Virtual Server provides a service where a user can be notified if a virtual machine is not responding.  This is called the virtual machine heartbeat.  There are two situations under which a virtual machine might not send its heartbeat.  One is because the virtual machine has crashed – and no programs are running any longer.  The other is because another program on the virtual machine may be using all of the CPU resources and not leaving enough CPU time for our code to be able to send a heartbeat message.

Because of these two scenarios we are cautious about telling the user that the virtual machine has stopped sending heartbeats.

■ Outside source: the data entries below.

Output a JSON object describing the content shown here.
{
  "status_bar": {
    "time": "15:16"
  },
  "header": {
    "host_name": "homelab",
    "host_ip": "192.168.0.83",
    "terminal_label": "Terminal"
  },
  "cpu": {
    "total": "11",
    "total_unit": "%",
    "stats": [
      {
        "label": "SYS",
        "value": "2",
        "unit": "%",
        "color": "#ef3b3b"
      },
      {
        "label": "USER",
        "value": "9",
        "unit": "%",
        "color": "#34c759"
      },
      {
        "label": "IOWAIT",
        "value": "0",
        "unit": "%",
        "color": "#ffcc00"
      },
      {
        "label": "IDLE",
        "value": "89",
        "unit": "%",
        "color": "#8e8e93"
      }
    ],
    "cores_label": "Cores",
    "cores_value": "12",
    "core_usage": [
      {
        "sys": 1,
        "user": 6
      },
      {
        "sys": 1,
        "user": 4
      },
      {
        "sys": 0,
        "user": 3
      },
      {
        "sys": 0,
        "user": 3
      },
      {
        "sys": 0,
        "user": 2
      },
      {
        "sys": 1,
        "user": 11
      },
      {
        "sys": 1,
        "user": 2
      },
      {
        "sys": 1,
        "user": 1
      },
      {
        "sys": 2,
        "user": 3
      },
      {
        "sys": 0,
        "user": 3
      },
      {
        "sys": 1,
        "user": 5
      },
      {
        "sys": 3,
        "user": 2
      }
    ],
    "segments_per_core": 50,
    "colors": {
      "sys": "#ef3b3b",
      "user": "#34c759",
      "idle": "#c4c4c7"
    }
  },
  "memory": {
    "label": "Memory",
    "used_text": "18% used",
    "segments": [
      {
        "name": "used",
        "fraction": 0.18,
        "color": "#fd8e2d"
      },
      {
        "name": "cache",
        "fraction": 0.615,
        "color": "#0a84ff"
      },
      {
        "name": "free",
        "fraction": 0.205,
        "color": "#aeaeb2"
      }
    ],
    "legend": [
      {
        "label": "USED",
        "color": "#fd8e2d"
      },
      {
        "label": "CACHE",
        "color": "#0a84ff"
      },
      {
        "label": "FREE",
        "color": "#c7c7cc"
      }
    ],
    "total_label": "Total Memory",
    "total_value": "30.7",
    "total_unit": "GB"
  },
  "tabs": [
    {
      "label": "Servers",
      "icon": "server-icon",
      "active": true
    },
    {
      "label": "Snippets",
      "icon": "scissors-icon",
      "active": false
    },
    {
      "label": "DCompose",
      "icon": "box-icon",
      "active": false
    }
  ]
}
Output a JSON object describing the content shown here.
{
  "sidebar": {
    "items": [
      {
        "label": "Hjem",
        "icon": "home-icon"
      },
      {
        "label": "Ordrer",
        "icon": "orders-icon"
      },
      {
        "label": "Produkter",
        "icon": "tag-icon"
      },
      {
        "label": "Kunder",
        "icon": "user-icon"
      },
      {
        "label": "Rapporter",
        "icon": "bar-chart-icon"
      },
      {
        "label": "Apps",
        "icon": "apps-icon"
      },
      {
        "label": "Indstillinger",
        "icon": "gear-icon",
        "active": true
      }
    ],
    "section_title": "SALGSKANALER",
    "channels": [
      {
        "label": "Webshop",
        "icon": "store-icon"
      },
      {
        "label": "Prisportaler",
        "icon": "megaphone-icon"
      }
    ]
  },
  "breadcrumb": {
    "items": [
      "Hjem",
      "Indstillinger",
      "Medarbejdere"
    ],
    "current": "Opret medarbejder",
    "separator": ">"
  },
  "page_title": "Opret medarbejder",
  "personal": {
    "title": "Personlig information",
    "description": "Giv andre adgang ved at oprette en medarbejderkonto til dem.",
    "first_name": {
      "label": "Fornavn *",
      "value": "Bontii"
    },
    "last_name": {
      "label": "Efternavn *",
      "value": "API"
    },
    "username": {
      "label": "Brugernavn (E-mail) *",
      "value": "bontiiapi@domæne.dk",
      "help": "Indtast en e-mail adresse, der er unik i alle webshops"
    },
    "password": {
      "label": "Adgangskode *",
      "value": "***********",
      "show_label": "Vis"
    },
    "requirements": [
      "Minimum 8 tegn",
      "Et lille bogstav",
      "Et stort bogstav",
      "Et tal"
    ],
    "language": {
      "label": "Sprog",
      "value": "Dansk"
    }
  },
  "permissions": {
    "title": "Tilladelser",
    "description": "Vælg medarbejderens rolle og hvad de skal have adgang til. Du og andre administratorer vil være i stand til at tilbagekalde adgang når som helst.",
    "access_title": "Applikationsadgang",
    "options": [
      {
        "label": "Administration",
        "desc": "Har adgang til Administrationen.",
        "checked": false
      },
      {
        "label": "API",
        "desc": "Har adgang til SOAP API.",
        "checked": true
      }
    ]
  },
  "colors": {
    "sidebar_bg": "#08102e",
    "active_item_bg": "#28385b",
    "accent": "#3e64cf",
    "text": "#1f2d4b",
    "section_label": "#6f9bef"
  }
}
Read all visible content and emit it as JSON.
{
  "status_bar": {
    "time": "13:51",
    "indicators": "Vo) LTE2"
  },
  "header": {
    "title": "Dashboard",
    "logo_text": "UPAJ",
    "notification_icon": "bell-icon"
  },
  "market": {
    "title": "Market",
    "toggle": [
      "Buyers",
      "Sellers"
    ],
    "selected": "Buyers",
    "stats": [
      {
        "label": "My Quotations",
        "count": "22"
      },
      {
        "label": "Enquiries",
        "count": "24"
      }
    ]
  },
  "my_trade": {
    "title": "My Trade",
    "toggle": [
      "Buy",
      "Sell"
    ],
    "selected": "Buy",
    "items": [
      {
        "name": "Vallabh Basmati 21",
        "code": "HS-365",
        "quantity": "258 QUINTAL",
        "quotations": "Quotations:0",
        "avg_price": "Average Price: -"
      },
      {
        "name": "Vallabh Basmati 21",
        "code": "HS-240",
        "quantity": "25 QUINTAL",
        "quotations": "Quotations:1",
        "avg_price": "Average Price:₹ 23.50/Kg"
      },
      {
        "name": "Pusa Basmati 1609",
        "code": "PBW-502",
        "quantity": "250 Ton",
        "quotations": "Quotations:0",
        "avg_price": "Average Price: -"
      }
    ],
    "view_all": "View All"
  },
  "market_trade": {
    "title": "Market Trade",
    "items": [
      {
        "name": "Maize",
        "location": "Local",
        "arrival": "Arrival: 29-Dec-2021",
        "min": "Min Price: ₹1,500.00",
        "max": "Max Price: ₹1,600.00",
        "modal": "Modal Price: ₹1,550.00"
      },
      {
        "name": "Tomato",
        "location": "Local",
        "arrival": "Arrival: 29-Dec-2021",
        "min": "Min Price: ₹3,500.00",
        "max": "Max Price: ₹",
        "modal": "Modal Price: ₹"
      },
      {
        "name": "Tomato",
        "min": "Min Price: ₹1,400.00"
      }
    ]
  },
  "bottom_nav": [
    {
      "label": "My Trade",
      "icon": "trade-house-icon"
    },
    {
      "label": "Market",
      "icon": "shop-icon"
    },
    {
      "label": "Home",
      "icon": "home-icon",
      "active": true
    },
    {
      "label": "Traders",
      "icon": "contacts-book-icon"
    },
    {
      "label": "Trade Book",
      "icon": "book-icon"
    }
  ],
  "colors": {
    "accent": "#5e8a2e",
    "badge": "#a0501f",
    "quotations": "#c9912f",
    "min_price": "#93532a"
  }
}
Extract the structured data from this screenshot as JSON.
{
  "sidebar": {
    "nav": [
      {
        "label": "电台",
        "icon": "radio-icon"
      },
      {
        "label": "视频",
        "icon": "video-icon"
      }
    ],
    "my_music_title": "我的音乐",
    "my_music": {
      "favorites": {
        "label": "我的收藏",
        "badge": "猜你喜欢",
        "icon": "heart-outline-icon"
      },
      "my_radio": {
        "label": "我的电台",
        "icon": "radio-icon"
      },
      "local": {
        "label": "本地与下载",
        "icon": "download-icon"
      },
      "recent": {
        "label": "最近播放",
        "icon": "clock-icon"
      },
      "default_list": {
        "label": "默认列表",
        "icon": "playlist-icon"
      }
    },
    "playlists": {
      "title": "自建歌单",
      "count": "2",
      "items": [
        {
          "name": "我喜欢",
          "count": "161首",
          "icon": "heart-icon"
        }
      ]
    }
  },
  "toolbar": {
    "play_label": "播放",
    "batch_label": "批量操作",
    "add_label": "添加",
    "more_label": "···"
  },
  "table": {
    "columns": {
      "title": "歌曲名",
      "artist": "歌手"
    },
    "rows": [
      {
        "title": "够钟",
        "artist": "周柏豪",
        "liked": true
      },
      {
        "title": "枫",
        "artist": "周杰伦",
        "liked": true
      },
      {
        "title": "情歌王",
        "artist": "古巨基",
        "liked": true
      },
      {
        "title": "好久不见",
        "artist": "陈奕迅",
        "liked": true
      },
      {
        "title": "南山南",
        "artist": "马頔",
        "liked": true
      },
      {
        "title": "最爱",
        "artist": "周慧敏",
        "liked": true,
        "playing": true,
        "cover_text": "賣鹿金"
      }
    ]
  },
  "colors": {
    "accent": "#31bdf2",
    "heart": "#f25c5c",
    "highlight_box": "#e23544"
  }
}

By default we will send one heartbeat every 6 seconds.  If we miss a heartbeat we will continue to send one heartbeat every 10 seconds.  We will then only declare the virtual machine ‘dead’ if we have not received a heartbeat in 120 seconds.  Depending on your virtual machine configuration – you may wish to change these parameters to make us more or less sensitive to the state of the virtual machine heartbeat.  You can do this by editing the virtual machines .VMC file and finding the following section:

          <failure_attempts type=”integer”>12</failure_attempts>
          <failure_interval type=”integer”>10</failure_interval>
          <rate type=”integer”>10</rate>
          <time type=”integer”>60</time>

Failure_attemps specifies how many heartbeats should be missed before we fire the ‘heartbeat stopped’ event.  Failure_interval specifies how long (in seconds) we should wait between heartbeats once and initial failure has been detected.  Time specifies the standard interval (in seconds) in which to sample heartbeats – and Rate specifies how many heartbeats should be received in the interval defined by Time.